Se retorció la perilla inquieto, preguntándose si podía ser todo tan fácil, si la cruz de Merrin había desactivado —neutralizado de alguna manera— los cuernos. Las cruces servían para mantener alejados a los vampiros, ¿no? No, eso eran chorradas sin ningún sentido. Aquella mañana había entrado en la casa del Señor y tanto el padre Mould como la hermana Bennett se habían puesto automáticamente a contarle secretos y a pedirle permiso para pecar.
Pero el padre Mould y la hermana Bennett no estaban dentro de la iglesia, sino debajo de ella.

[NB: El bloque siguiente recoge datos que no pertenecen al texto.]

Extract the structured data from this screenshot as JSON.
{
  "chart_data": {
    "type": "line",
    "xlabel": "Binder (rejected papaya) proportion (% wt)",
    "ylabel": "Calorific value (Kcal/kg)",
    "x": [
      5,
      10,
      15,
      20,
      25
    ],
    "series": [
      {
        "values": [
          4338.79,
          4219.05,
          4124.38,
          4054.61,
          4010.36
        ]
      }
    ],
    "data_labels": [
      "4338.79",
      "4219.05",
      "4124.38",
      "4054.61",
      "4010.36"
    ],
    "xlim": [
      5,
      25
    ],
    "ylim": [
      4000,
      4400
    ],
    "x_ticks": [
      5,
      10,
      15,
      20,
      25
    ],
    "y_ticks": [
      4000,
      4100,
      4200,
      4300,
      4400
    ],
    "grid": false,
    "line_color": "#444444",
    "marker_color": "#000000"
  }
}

El sótano no era un lugar sagrado, sino un gimnasio. ¿Acaso llevaban cruces o alguna vestimenta que les identificara como personas de fe? Recordó la cruz del padre Mould colgando del extremo de la barra de diez kilos apoyada en el banco y la garganta desnuda de la hermana Bennett.
¿Qué me dices de eso, Perrish?
No dijo nada y se limitó a conducir.
Dejó atrás un Dunkin' Donuts cerrado a su izquierda y se dio cuenta de que estaba cerca del bosque, no lejos de la carretera que llevaba a la vieja fundición. Estaba a menos de un kilómetro del lugar donde había sido asesinada Merrin, el sitio exacto donde la noche anterior había ido a maldecir, despotricar, mearse encima y después perder el sentido. Era como si todo lo ocurrido en aquel día no fuera más que un gran círculo que terminara por conducirle, inevitablemente, al punto de partida.
Aflojó la marcha y tomó el desvío. El Gremlin traqueteó por el sendero de grava de una sola dirección flanqueado por árboles. A unos quince metros de la autopista, el camino estaba bloqueado por una cadena de la que colgaba un agujereado letrero de «No pasar». Lo rodeó y después se incorporó de nuevo al camino de baches.
Pronto divisó la fundición entre los árboles. Estaba en un claro, en lo alto de una colina, y por tanto debería darle el sol, pero parecía estar en sombra. Tal vez hubiera una nube tapando el sol, pero cuando escudriñó hacia arriba por el parabrisas comprobó que el cielo de la tarde estaba totalmente despejado.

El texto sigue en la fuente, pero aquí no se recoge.